Microsoft in a separate blog post echoed OpenAI, offered more details, and laid out the framework the company is using to fight the hacking: “Microsoft and OpenAI have not yet observed particularly novel or unique AI-enabled attack or abuse techniques resulting from threat actors’ usage of AI.”
And now, the bad news…
That’s all good to hear, as is the decision by Microsoft and OpenAI to be so transparent about genAI hacking dangers and their efforts to combat them. But remember, genAI is still in its infancy. Don’t be surprised if eventually this technology becomes capable of building far more effective malware and hacking tools.
Even if that never happens, there’s plenty to worry about. Because genAI can make existing techniques far more powerful. A dirty little secret of hacking is that many of the most successful and dangerous attacks have nothing to do with the quality of the code hackers use. Instead, they turn to “social engineering” — convincing people to hand over passwords or other identifying information that can be used to break into systems and wreak havoc.

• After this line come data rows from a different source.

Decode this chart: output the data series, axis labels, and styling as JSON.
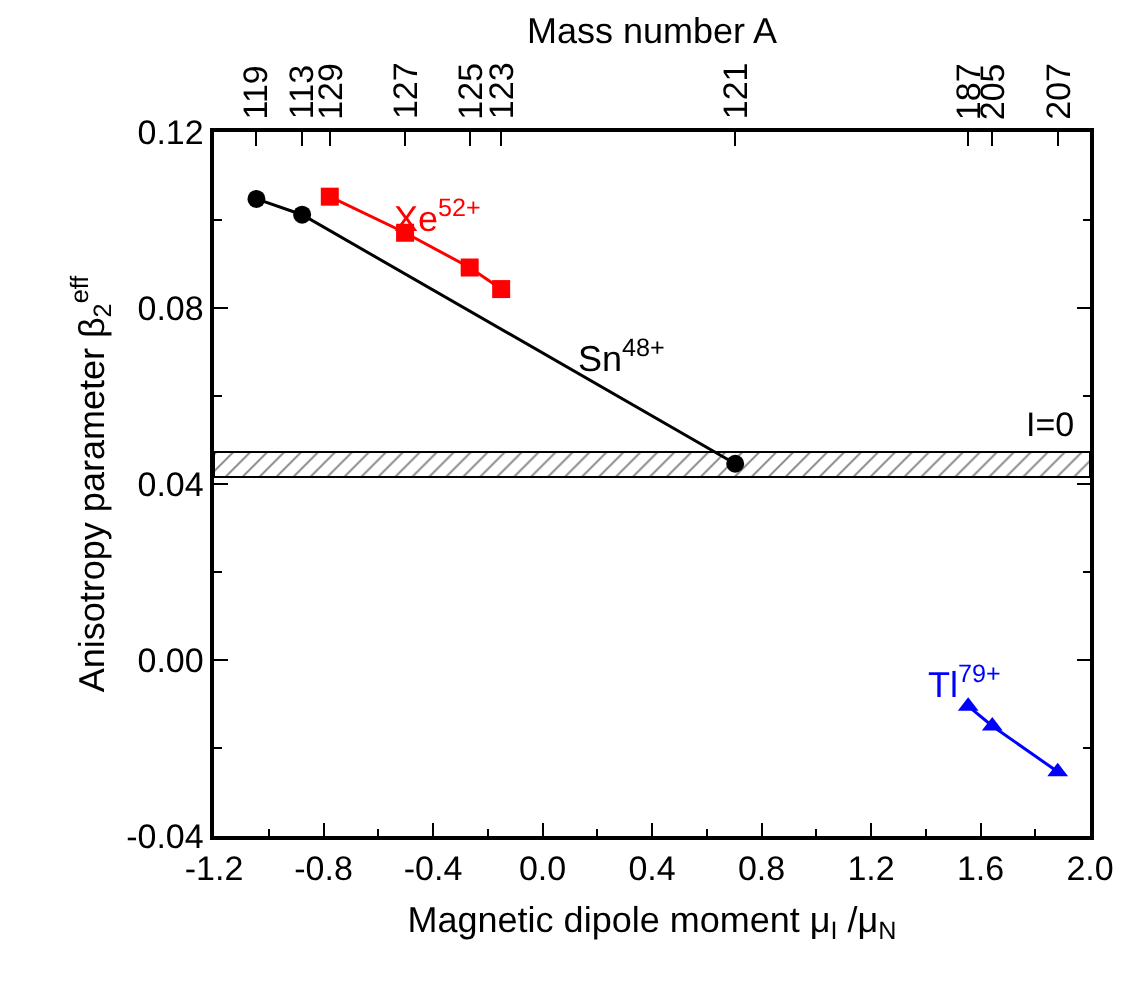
{
  "chart_data": {
    "type": "line",
    "xlabel": "Magnetic dipole moment μ$_{I}$ /μ$_{N}$",
    "ylabel": "Anisotropy parameter β$_{2}$$^{eff}$",
    "x2label": "Mass number A",
    "xlim": [
      -1.2,
      2.0
    ],
    "xticks": [
      -1.2,
      -0.8,
      -0.4,
      {
        "value": 0,
        "label": "0.0"
      },
      0.4,
      0.8,
      1.2,
      1.6,
      {
        "value": 2,
        "label": "2.0"
      }
    ],
    "ylim": [
      -0.04,
      0.12
    ],
    "yticks": [
      -0.04,
      {
        "value": 0,
        "label": "0.00"
      },
      0.04,
      0.08,
      0.12
    ],
    "series": [
      {
        "color": "#000000",
        "marker": "circle",
        "x": [
          -1.045,
          -0.878,
          0.704
        ],
        "values": [
          0.1048,
          0.1012,
          0.0446
        ]
      },
      {
        "color": "#ff0000",
        "marker": "square",
        "x": [
          -0.777,
          -0.502,
          -0.266,
          -0.151
        ],
        "values": [
          0.1053,
          0.0971,
          0.0892,
          0.0843
        ]
      },
      {
        "color": "#0000ff",
        "marker": "triangle",
        "x": [
          1.555,
          1.643,
          1.882
        ],
        "values": [
          -0.0105,
          -0.015,
          -0.0254
        ]
      }
    ],
    "annotations": [
      "Sn$^{48+}$",
      "Xe$^{52+}$",
      "Tl$^{79+}$",
      "119",
      "113",
      "121",
      "129",
      "127",
      "125",
      "123",
      "187",
      "205",
      "207"
    ],
    "bands": [
      {
        "axis": "y",
        "from": 0.0416,
        "to": 0.0473,
        "label": "I=0",
        "color": "#000000"
      }
    ],
    "line_style": "solid"
  }
}
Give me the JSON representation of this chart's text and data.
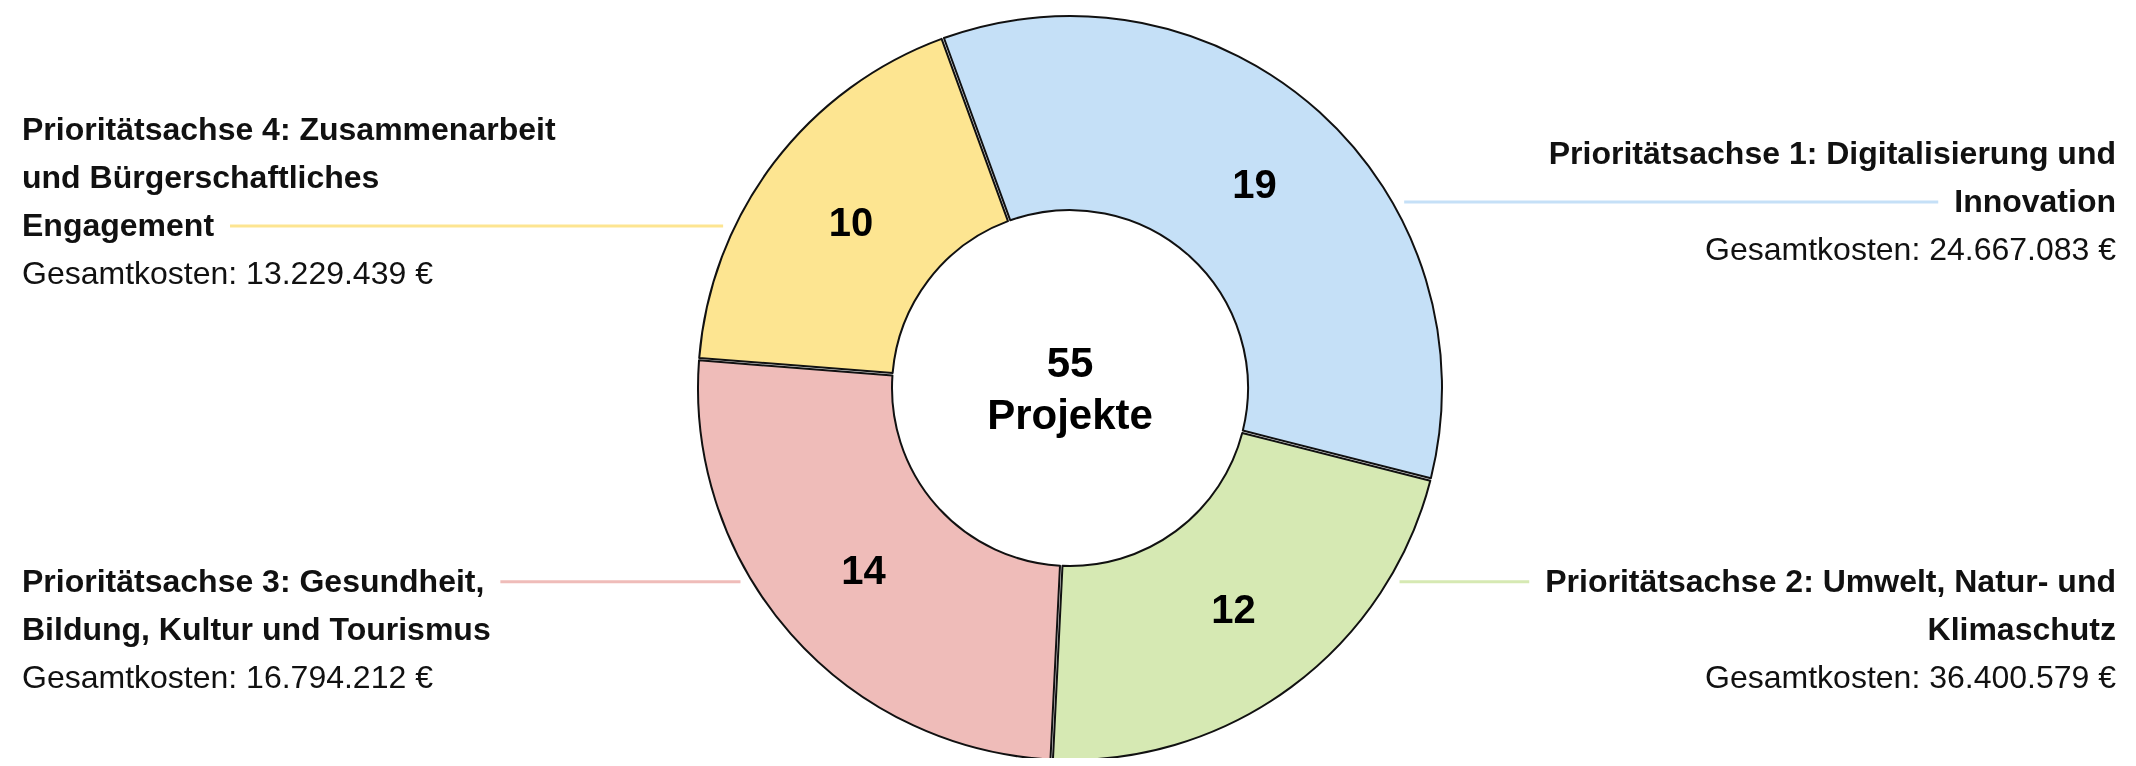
{
  "chart_data": {
    "type": "donut",
    "categories": [
      "Prioritätsachse 1: Digitalisierung und Innovation",
      "Prioritätsachse 2: Umwelt, Natur- und Klimaschutz",
      "Prioritätsachse 3: Gesundheit, Bildung, Kultur und Tourismus",
      "Prioritätsachse 4: Zusammenarbeit und Bürgerschaftliches Engagement"
    ],
    "values": [
      19,
      12,
      14,
      10
    ],
    "colors": [
      "#c5e0f7",
      "#d6e9b3",
      "#efbcb9",
      "#fde591"
    ],
    "data_labels": true,
    "annotations": [
      "Gesamtkosten: 24.667.083 €",
      "Gesamtkosten: 36.400.579 €",
      "Gesamtkosten: 16.794.212 €",
      "Gesamtkosten: 13.229.439 €",
      "55 Projekte"
    ]
  }
}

That’s how the group Fancy Bear, associated with the Russian government, hacked Hilary Clinton’s campaign during the 2016 presidential election, stole her emails, and eventually made them public. The group sent an email to the personal Gmail account of campaign chairman John Podesta, convinced him it was sent by Google, and told him he needed to change his password. He clicked a malicious link, the hackers stole his password, and then used those credentials to break into the campaign network.
Perhaps the most effective social engineering technique is “spear phishing,” crafting emails or making phone calls to specific people that contain information that only they likely know. That’s where genAI shines. State-sponsored hacker groups often don’t have a good grasp of English, and their spear-phishing emails can sound inauthentic. But they can now use ChatGPT or Copilot to write far more convincing emails.
In fact, they’re already doing it. And they’re doing even worse.
As security company SlashNext explains, there’s already a toolkit circulating called WormGPT, a genAI tool “designed specifically for malicious activities.”
The site got its hands on the tool and tested it. It asked WormGPT to craft an email “intended to pressure an unsuspecting account manager into paying a fraudulent invoice.”
According to SlashNext, “the results were unsettling. WormGPT produced an email that was not only remarkably persuasive but also strategically cunning, showcasing its potential for sophisticated phishing and BEC [business email compromise] attacks. In summary, it’s similar to ChatGPT, but has no ethical boundaries or limitations. This experiment underscores the significant threat posed by generative AI technologies like WormGPT, even in the hands of novice cybercriminals.”
Even that falls far short of what genAI can do. It can create fake photos and fake videos, which can be used to make spear-phishing attacks more persuasive. It can supercharge internet searches to more easily find personal information about people. It can imitate people’s voices. (Imagine getting a phone call from someone who sounds like your boss or someone in IT. You’re likely to do whatever you’re told to do.)
All this is possible today. In fact, according to SlashNext, the launch of ChatGPT has led to a 1,265% increase in phishing emails, “signaling a new era of cybercrime fueled by generative AI,” in the company’s words.
And that means, despite the considerable work OpenAI and Microsoft are doing to fight genAI-powered hacking, timeworn attacks — spear phishing and other social engineering techniques — may be the biggest genAI hacking danger we face for some time to come.